Tomorrow they’ll be back
in their middle-management black
and Jimmy Choos
with hours they can’t account for
and first dates’ blood on the stairs.
…They’ll dream of sprouting tails
at sales meetings,
right in the audiovisuals.
They’ll have addictive hangovers
and ruined nails.
—Margaret Atwood, “Update on Werewolves”
The empty hand reaches into the tattered backpack without hesitating. When the choice is between reaching for a dry, cool cloth or a phone with the camera app on the home screen, I will command through force of will stillness in the sweat dripping in my eyes and down the backs of my knees, just to keep anything from disturbing the picture-perfect moment. I need to take that perfect shot.
I am not a photographer—I delete more pictures than I keep—but I am used to trying to capture the world through a screen.
Let me overwhelm you with the images I have kept. I’m in middle school, bringing around a cheap, chunky video camera on a field trip. I film until the handful of grimy SD cards I brought with me are bursting at the seams with data, holding the cloudy viewfinder to my “good” eye for hours. (The eye changes often.) Watching the footage later, in cheap, chunky squares I see my classmates flick me off, throw trash in my direction, and mouth “creep” because I am behind a camera and “faggot” because I am behind a camera. Before that, I am four, seven, ten years old, squatting on a tight-spun blue carpet, watching PBS at 3am before my favorite infomercials start, speculating on how divine powers watch us. Maybe They watch our lives through a cosmic tube television in a dark and cozy room like my living room, waiting for updates on their favorites. Maybe this line of thinking is a side effect of one too many spots on the Patriot Act and the increasing presence of surveillance in our daily lives. I’m beginning to see the screen as an out to the characterized and breathtaking world as well as an in to the vulnerability of viewing it all.

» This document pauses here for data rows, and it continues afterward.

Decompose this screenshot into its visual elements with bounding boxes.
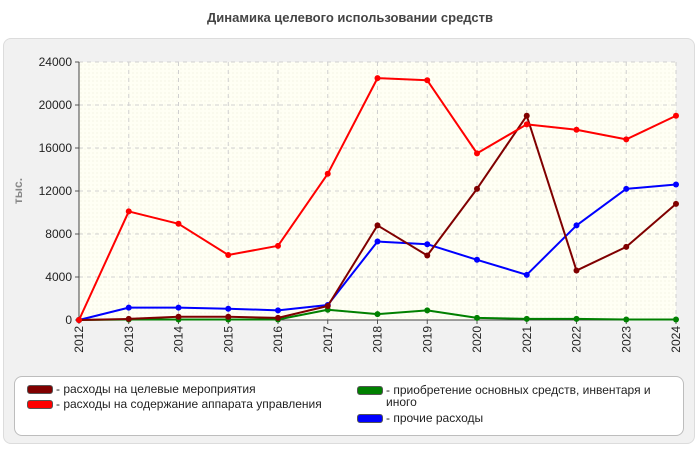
y-axis-label: тыс. <box>11 178 25 204</box>
x-tick-label: 2017 <box>321 326 335 353</box>
data-point <box>225 313 232 320</box>
data-point <box>275 314 281 321</box>
data-point <box>623 136 630 143</box>
data-point <box>523 112 530 119</box>
y-tick-label: 4000 <box>45 270 72 284</box>
data-point <box>523 315 530 322</box>
legend-label: - приобретение основных средств, инвента… <box>386 383 651 409</box>
x-tick-label: 2016 <box>271 326 285 353</box>
data-point <box>324 303 331 310</box>
x-tick-label: 2012 <box>72 326 86 353</box>
data-point <box>125 315 132 322</box>
data-point <box>623 243 630 250</box>
data-point <box>424 252 431 259</box>
data-point <box>175 304 182 311</box>
legend-swatch <box>357 386 383 395</box>
data-point <box>225 305 232 312</box>
data-point <box>76 317 82 323</box>
data-point <box>573 222 580 229</box>
x-tick-label: 2013 <box>122 326 136 353</box>
data-point <box>374 311 381 318</box>
legend-swatch <box>357 414 383 423</box>
data-point <box>275 307 281 314</box>
data-point <box>175 220 182 227</box>
data-point <box>573 267 580 274</box>
data-point <box>523 121 530 128</box>
x-tick-label: 2015 <box>221 326 235 353</box>
data-point <box>374 238 381 245</box>
data-point <box>424 307 431 314</box>
data-point <box>573 315 580 322</box>
data-point <box>474 314 480 321</box>
data-point <box>474 256 480 263</box>
legend-label: - расходы на содержание аппарата управле… <box>56 397 322 411</box>
legend-label: - расходы на целевые мероприятия <box>56 382 256 396</box>
data-point <box>374 75 381 82</box>
legend-item-admin-costs: - расходы на содержание аппарата управле… <box>27 398 322 410</box>
x-tick-label: 2024 <box>669 326 683 353</box>
legend-swatch <box>27 385 53 394</box>
data-point <box>225 251 232 258</box>
x-tick-label: 2018 <box>371 326 385 353</box>
data-point <box>474 150 480 157</box>
data-point <box>623 316 630 323</box>
y-tick-label: 24000 <box>39 55 73 69</box>
legend-item-other-costs: - прочие расходы <box>357 412 483 424</box>
data-point <box>573 126 580 133</box>
data-point <box>125 208 132 215</box>
data-point <box>673 181 679 188</box>
y-tick-label: 16000 <box>39 141 73 155</box>
y-tick-label: 12000 <box>39 184 73 198</box>
data-point <box>673 200 679 207</box>
x-tick-label: 2019 <box>420 326 434 353</box>
data-point <box>673 112 679 119</box>
chart-title: Динамика целевого использовании средств <box>207 10 493 25</box>
legend: - расходы на целевые мероприятия - расхо… <box>14 376 684 436</box>
x-tick-label: 2021 <box>520 326 534 353</box>
x-tick-label: 2020 <box>470 326 484 353</box>
x-tick-label: 2023 <box>619 326 633 353</box>
legend-item-target-events: - расходы на целевые мероприятия <box>27 383 256 395</box>
legend-item-fixed-assets: - приобретение основных средств, инвента… <box>357 384 677 408</box>
data-point <box>623 185 630 192</box>
data-point <box>374 222 381 229</box>
data-point <box>523 271 530 278</box>
y-tick-label: 0 <box>65 313 72 327</box>
data-point <box>424 77 431 84</box>
legend-swatch <box>27 400 53 409</box>
y-tick-label: 20000 <box>39 98 73 112</box>
data-point <box>424 241 431 248</box>
y-tick-label: 8000 <box>45 227 72 241</box>
data-point <box>673 316 679 323</box>
legend-label: - прочие расходы <box>386 411 484 425</box>
data-point <box>474 185 480 192</box>
data-point <box>324 170 331 177</box>
data-point <box>275 242 281 249</box>
x-tick-label: 2022 <box>570 326 584 353</box>
data-point <box>125 304 132 311</box>
data-point <box>175 313 182 320</box>
x-tick-label: 2014 <box>172 326 186 353</box>
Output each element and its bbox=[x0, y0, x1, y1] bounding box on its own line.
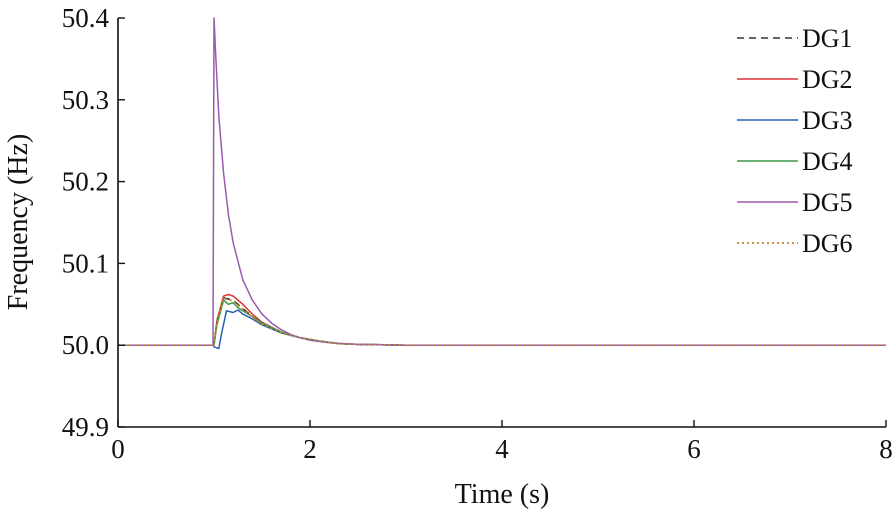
y-tick-label: 50.0 bbox=[62, 330, 109, 360]
legend-label-dg4: DG4 bbox=[802, 147, 853, 176]
y-axis-label: Frequency (Hz) bbox=[3, 134, 34, 310]
series-layer bbox=[118, 17, 886, 350]
x-tick-label: 2 bbox=[303, 434, 317, 464]
x-axis-label: Time (s) bbox=[455, 479, 550, 510]
series-line-dg5 bbox=[118, 17, 886, 346]
x-ticks: 0 2 4 6 8 bbox=[111, 420, 893, 464]
x-tick-label: 8 bbox=[879, 434, 893, 464]
series-line-dg3 bbox=[118, 309, 886, 350]
y-tick-label: 50.1 bbox=[62, 248, 109, 278]
legend-label-dg3: DG3 bbox=[802, 106, 853, 135]
y-tick-label: 50.4 bbox=[62, 3, 110, 33]
legend-label-dg6: DG6 bbox=[802, 229, 853, 258]
y-tick-label: 50.2 bbox=[62, 167, 109, 197]
legend-label-dg5: DG5 bbox=[802, 188, 853, 217]
x-tick-label: 6 bbox=[687, 434, 701, 464]
series-line-dg4 bbox=[118, 299, 886, 346]
y-ticks: 49.9 50.0 50.1 50.2 50.3 50.4 bbox=[62, 3, 125, 442]
y-tick-label: 49.9 bbox=[62, 412, 109, 442]
x-tick-label: 4 bbox=[495, 434, 509, 464]
legend-label-dg2: DG2 bbox=[802, 65, 853, 94]
x-tick-label: 0 bbox=[111, 434, 125, 464]
series-line-dg6 bbox=[118, 297, 886, 347]
y-tick-label: 50.3 bbox=[62, 85, 109, 115]
legend: DG1 DG2 DG3 DG4 DG5 DG6 bbox=[737, 24, 853, 258]
series-line-dg1 bbox=[118, 297, 886, 346]
legend-label-dg1: DG1 bbox=[802, 24, 853, 53]
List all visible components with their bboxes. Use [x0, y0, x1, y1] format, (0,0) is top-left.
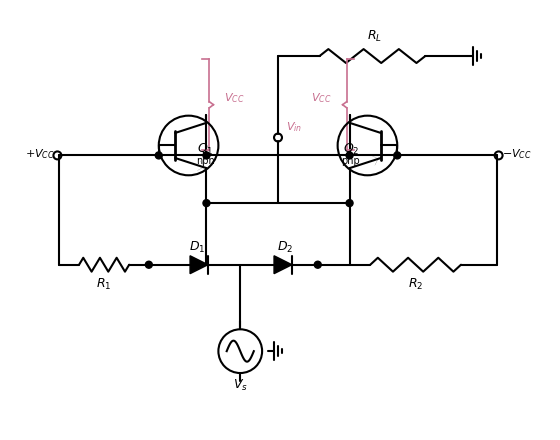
Text: $D_2$: $D_2$: [277, 240, 293, 255]
Circle shape: [203, 200, 210, 207]
Text: $V_{CC}$: $V_{CC}$: [311, 92, 332, 105]
Circle shape: [346, 152, 353, 159]
Text: $Q_1$: $Q_1$: [197, 142, 213, 157]
Text: $V_{in}$: $V_{in}$: [286, 120, 302, 134]
Text: $V_s$: $V_s$: [233, 378, 248, 392]
Circle shape: [394, 152, 401, 159]
Circle shape: [314, 261, 321, 268]
Circle shape: [155, 152, 162, 159]
Text: $+V_{CC}$: $+V_{CC}$: [25, 147, 54, 161]
Polygon shape: [274, 256, 292, 274]
Text: $-V_{CC}$: $-V_{CC}$: [502, 147, 531, 161]
Text: $V_{CC}$: $V_{CC}$: [225, 92, 245, 105]
Text: pnp: pnp: [340, 156, 360, 166]
Text: $D_1$: $D_1$: [189, 240, 205, 255]
Text: $R_L$: $R_L$: [367, 29, 382, 44]
Text: npn: npn: [197, 156, 215, 166]
Text: $R_2$: $R_2$: [408, 277, 423, 292]
Text: $Q_2$: $Q_2$: [343, 142, 360, 157]
Polygon shape: [190, 256, 208, 274]
Circle shape: [146, 261, 152, 268]
Circle shape: [203, 152, 210, 159]
Text: $R_1$: $R_1$: [96, 277, 112, 292]
Circle shape: [346, 200, 353, 207]
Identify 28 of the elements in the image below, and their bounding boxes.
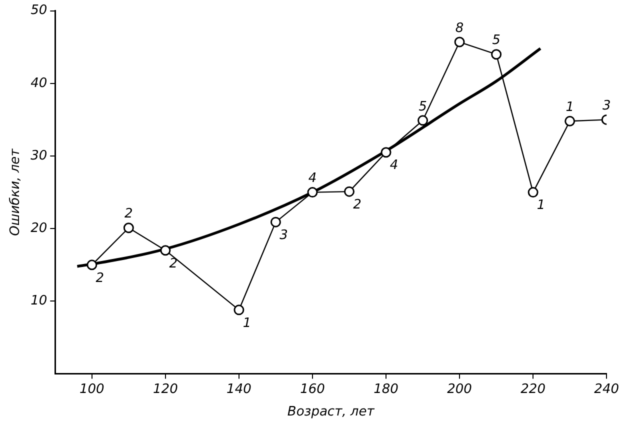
annotation: 1 xyxy=(566,100,574,116)
annotation: 3 xyxy=(280,228,288,243)
y-tick-label: 20 xyxy=(30,220,48,236)
y-tick-label: 30 xyxy=(30,148,48,164)
annotation: 5 xyxy=(492,33,500,48)
y-tick-label: 40 xyxy=(30,76,48,91)
x-axis-title: Возраст, лет xyxy=(287,404,375,420)
annotation: 5 xyxy=(418,99,427,114)
annotation: 1 xyxy=(536,198,546,214)
y-tick-label: 50 xyxy=(30,3,48,18)
annotation: 2 xyxy=(124,206,133,222)
annotation: 2 xyxy=(96,270,104,286)
annotation: 4 xyxy=(390,158,398,174)
annotation: 8 xyxy=(455,20,464,36)
annotation: 4 xyxy=(308,171,317,186)
x-tick-label: 120 xyxy=(153,382,178,397)
y-axis-title: Ошибки, лет xyxy=(8,148,24,236)
annotation: 1 xyxy=(242,316,252,331)
x-tick-label: 100 xyxy=(79,382,104,397)
x-tick-label: 180 xyxy=(374,382,398,397)
x-tick-label: 140 xyxy=(226,382,252,397)
y-tick-label: 10 xyxy=(30,294,48,309)
annotation: 3 xyxy=(602,98,611,114)
annotation: 2 xyxy=(353,197,362,212)
x-tick-label: 200 xyxy=(447,382,472,397)
x-tick-label: 220 xyxy=(520,382,546,397)
x-tick-label: 160 xyxy=(300,382,325,397)
x-tick-label: 240 xyxy=(594,382,620,397)
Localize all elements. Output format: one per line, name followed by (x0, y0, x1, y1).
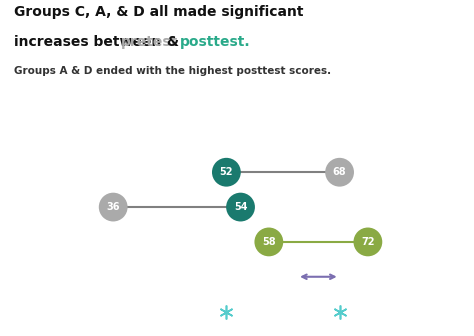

The computer screen especially has given me purview into the deepest of ins, darker rooms with just as much character and ability to gut me as in the greater world, and in turn the screen can and has been used to peer back at me. I don’t know code but I know the code;this lush world of personality and pomposity on the internet comes at a price in the physical, mental, emotional economy of stillness, protocol, silence. Our narratives, we are told, everyone shares.
Everyone has heard this, seen that—even felt the fear that targets you now. There are solutions to keep your digital dignity intact if you are cancelled, doxed, threatened. But who were you before? Who will you be now?
My I is changing again. From cameras to computers and the internet, technology has transformed how I belong to the world and how I belong to myself. Modern events have blurred for me not only the physical, the mental, the emotional but what I believe is possible and what is acceptable to the point of uneasy hybridity.